Silver or Grey Separations – Seeking to Reconcile
There’s no question that older adults after decades of marriage are saying “enough!” The oft-reported statistics, locally and internationally, show that this demographic group of Baby Boomers (you know who you are!) have the highest rate of separation and divorce.
While it may be shocking to think of a couple who’s seen as the pillar of the community or the grandparents of the neighbourhood separating, they are just like everyone else. If the relationship is no longer working for either of them, it may be time to move on. Or not?
Is there a subtle new trend underfoot?
The darnedest habits get in the way
Clients offer varied answers to the question: Why the decision to separate at this time? The responses often do not reflect an event that occurred recently. No, it’s often a long list of irritating habits building up over the years.
The lyrics Gershwin brothers wrote for their song They Can’t Take that Away from Me offers a list of enduring traits lovingly held sacred by the romantic left behind:
The way you sip your tea / … The way you sing off-key /
The way you haunt my dream/…
The way you hold your knife /… The way you changed my life
Lucky for the romantic who cherishes these sweet little peculiarities. Not so enduring for the other spouse who finds these habits annoying and irritating. No amount of nagging could change the tea slurping or the squeaky singing in the car on the way to visit the grandchildren. Label them the last straw after decades together. The clients in my family law office have decided to call it quits.
It’s a forest and trees problem
As the person outside the relationship who doesn’t know what’s going on, the question from the Y Generation is “Really?! That’s it?
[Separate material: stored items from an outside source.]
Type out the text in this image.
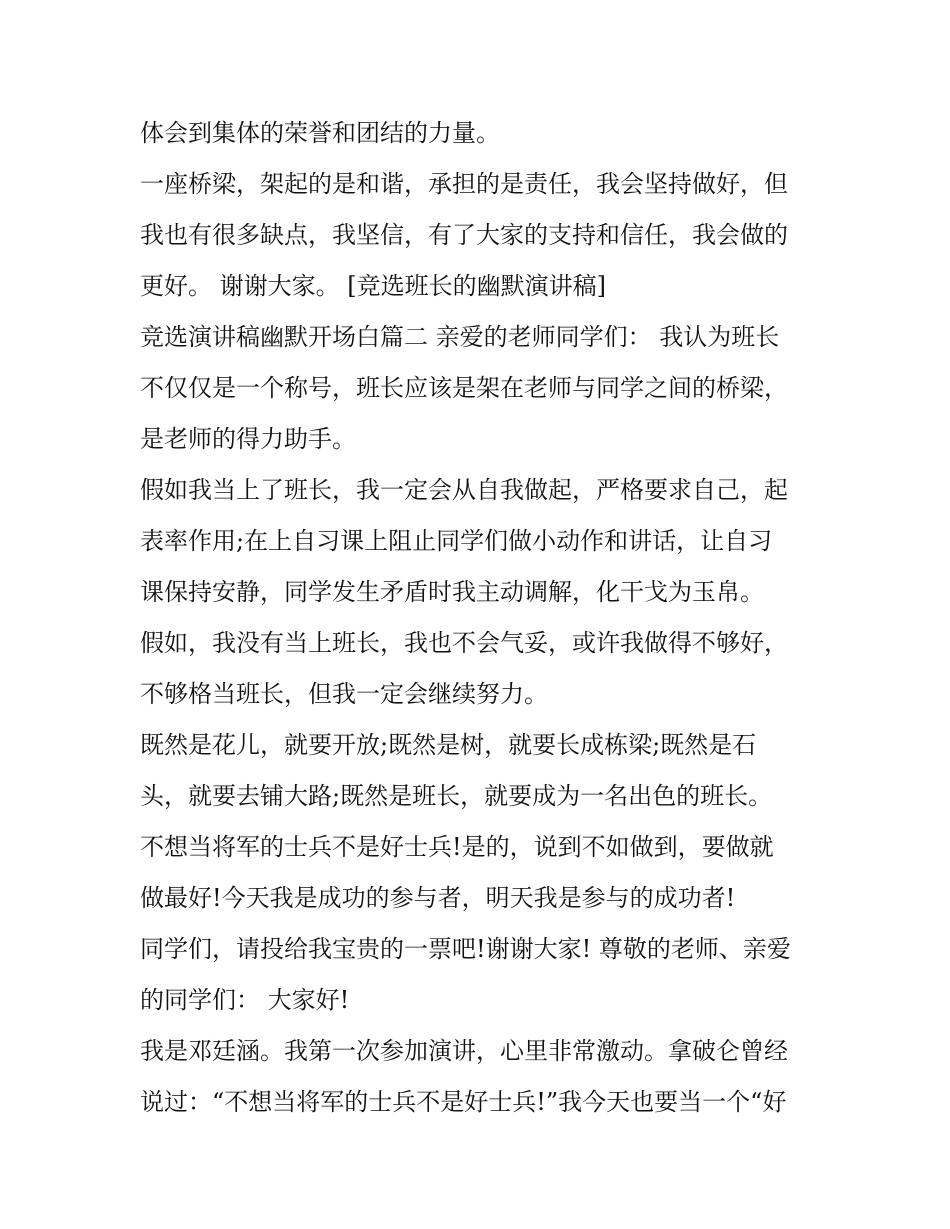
体会到集体的荣誉和团结的力量。
一座桥梁，架起的是和谐，承担的是责任，我会坚持做好，但
我也有很多缺点，我坚信，有了大家的支持和信任，我会做的
更好。 谢谢大家。 [竞选班长的幽默演讲稿]
竞选演讲稿幽默开场白篇二 亲爱的老师同学们： 我认为班长
不仅仅是一个称号，班长应该是架在老师与同学之间的桥梁，
是老师的得力助手。
假如我当上了班长，我一定会从自我做起，严格要求自己，起
表率作用;在上自习课上阻止同学们做小动作和讲话，让自习
课保持安静，同学发生矛盾时我主动调解，化干戈为玉帛。
假如，我没有当上班长，我也不会气妥，或许我做得不够好，
不够格当班长，但我一定会继续努力。
既然是花儿，就要开放;既然是树，就要长成栋梁;既然是石
头，就要去铺大路;既然是班长，就要成为一名出色的班长。
不想当将军的士兵不是好士兵!是的，说到不如做到，要做就
做最好!今天我是成功的参与者，明天我是参与的成功者!
同学们，请投给我宝贵的一票吧!谢谢大家! 尊敬的老师、亲爱
的同学们： 大家好!
我是邓廷涵。我第一次参加演讲，心里非常激动。拿破仑曾经
说过：“不想当将军的士兵不是好士兵!”我今天也要当一个“好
That’s why you’re separating?”
Wait a minute. Let’s have a conversation first. Maybe that conversation is with the lawyer, maybe the lawyer and a family specialist, or maybe alone with a family counsellor.
When the list of transgressions is read aloud – well, sometimes even the reader is blushing with embarrassment. After 35 years of marriage, it’s the dirty cereal bowl left on the table or at the side of the sink but never in the sink with some water splashed in. Expecting it to be washed and dried is just not part of the conversation. And then there’s the issue with the toothpaste, the socks…and well you know what’s coming next.
What if the conversation between the spouses included drafting a list of all the grievances held by both spouses. They then focused only on future solutions, not a rehashing of decades-old stories? Here are a few to start with:
- If the clients are both retired, what occupies their time alone and their time together?
- If both are working in the family business, can their schedules be arranged so personal contact can be reduced from 24 / 7?
- If there are surplus funds tied up, is it possible to untie some?
- Has a financial planner been consulted to look at the actual needs, desired luxuries and a new big picture instead of just the day to day living expenses?
- Would a regular cleaning person help relieve some of the cleaning chores?
- As odd as it may sound, would separate bedrooms allow both spouses to get a good night’s sleep?
Could Reconciliation be a Possibility?
Of course, it would be absolutely naïve to expect that all family law matters will result in reconciliation by asking a few questions. Some spouses have given up on their marriage and want to live the next chapters of their lives alone to pursue their dreams and whittle down their ‘bucket list’.
Others are sitting on the fence. There is some doubt in their minds about taking the leap back into singlehood. What would be the harm to spend an afternoon exploring new ideas under the guidance of someone who knows something they don’t? Maybe a couple of hours could be worthwhile sitting together with an impartial financial planner who knows about spreadsheets, and projections, and a different allocation of resources.
Asking the questions and working hard to see IF maybe reconciliation could work, would a life- long investment in each other be worth saving? Some of my clients are saying yes, they want to give it a try. And a small number (3% exactly) are thrilled that they did.